Tari: l’impatto dei troppi abiti usati sulla raccolta differenziata in Italia

26.10.2025 19:05
Tari: l'impatto dei troppi abiti usati sulla raccolta differenziata in Italia

Roma, 26 ottobre 2025 – Una grande quantità di abiti usati sta saturando i cassonetti in Italia, con le comunità locali che dovranno affrontare un onere economico per la gestione di questo materiale. Attualmente, il valore di mercato si aggira attorno a 100-150 euro a tonnellata, inferiore ai costi di raccolta, che si prevede ricadano sulle spalle dei cittadini attraverso la Tari. In questo scenario, sono attesi accordi tra consorzi e l’Anci, per determinare la quota che i produttori dovranno versare alle amministrazioni per compensare la differenza, riporta Attuale.

Raccolta differenziata e donazioni: facciamo chiarezza

È necessario chiarire la distinzione tra donazioni e raccolte differenziate. “Le persone ritengono che i cassonetti servano a donare, ma sono due cose molto diverse. La donazione è disciplinata dall’articolo 14 della legge contro lo spreco alimentare e deve avvenire presso le sedi delle associazioni caritatevoli. I prodotti a fine vita non sono considerati rifiuti, quindi non necessitano di autorizzazioni, evitando costi aggiuntivi. Le raccolte caritatevoli non possono essere effettuate attraverso i cassonetti; ciò che non può essere donato diventa rifiuto e deve essere gestito da aziende autorizzate”, sottolinea Andrea Fluttero, presidente di Unirau (Unione Imprese Raccolta Riuso e Riciclo Abbigliamento Usato).

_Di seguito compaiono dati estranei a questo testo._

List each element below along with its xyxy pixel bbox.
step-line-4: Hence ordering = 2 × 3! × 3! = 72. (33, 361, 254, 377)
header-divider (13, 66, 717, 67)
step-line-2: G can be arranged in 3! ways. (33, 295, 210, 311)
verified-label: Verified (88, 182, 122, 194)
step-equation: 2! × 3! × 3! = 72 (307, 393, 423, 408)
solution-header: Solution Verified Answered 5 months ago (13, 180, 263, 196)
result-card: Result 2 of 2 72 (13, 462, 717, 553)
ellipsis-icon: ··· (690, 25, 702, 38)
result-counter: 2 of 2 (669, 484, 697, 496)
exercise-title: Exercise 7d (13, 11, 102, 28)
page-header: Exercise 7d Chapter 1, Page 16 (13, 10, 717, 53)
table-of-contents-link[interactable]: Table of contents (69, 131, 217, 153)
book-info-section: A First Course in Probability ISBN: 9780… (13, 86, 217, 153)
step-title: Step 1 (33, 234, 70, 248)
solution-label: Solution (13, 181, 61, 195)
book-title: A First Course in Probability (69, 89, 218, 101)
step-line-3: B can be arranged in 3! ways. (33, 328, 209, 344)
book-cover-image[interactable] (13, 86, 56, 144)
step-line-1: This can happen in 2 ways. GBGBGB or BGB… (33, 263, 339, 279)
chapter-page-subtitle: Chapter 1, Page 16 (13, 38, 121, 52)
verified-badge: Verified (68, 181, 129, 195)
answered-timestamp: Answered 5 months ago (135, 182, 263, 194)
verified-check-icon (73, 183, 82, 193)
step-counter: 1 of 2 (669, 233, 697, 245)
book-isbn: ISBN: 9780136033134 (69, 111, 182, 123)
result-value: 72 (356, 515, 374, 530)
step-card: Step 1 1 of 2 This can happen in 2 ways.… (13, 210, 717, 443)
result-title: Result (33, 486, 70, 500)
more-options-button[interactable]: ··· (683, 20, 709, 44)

Gli abiti usati e le regole europee

Fino al 2022, la raccolta degli abiti usati non era obbligatoria in Italia. Le pubbliche amministrazioni erano vincolate a raccogliere solo imballaggi, plastica, carta e vetro, mentre la raccolta di abbigliamento avveniva solo su proposta delle cooperative. Questi rifiuti tessili, comprendenti abbigliamento e calzature, vengono selezionati e igienizzati, con quelli riutilizzabili alimentare mercati secondari e venduti in paesi con potere d’acquisto inferiore. Tuttavia, circa il 50% dei materiali nei cassonetti non è riutilizzabile, comportando costi significativi per lo smaltimento, che può variare tra 250 e 300 euro a tonnellata.

Perché il meccanismo si è inceppato?

“Il mercato dell’usato non è illimitato” avverte Fluttero, evidenziando che a livello europeo si stimano 11 chili di abiti usati per abitante all’anno. La strategia europea per un tessile circolare approvata nel 2022 impone che entro il 1 gennaio 2025 tutti gli Stati membri devono istituire l’obbligo di raccolta differenziata per i rifiuti tessili. Tuttavia, la crescita della raccolta ha messo in luce un altro problema: il fast fashion ha portato a una maggiore quantità di abbigliamento di bassa qualità, rendendo difficile la gestione dell’eccesso.

Gli abiti usati e le prospettive

“La decisione di passare all’obbligo di raccolta prima di risolvere i problemi legati all’eccesso di vestiti ha creato difficoltà”, prosegue Fluttero. L’attuale situazione è destinata a peggiorare, poiché “quello che non si riesce a raccogliere finisce nell’indifferenziata”. A metà settembre, l’Unione Europea ha pubblicato la revisione della direttiva quadro sui rifiuti, prevedendo che entro un paio d’anni tutti gli Stati membri adottino normative sul regime di responsabilità estesa dei produttori. Questo comporterà che ogni azienda dovrà includere un eco contributo nel prezzo dei propri prodotti, riducendo il carico delle spese di raccolta sulle comunità locali. Con un valore di mercato attualmente in calo, la sfida resta quella di bilanciare la domanda e l’offerta nel settore dell’usato.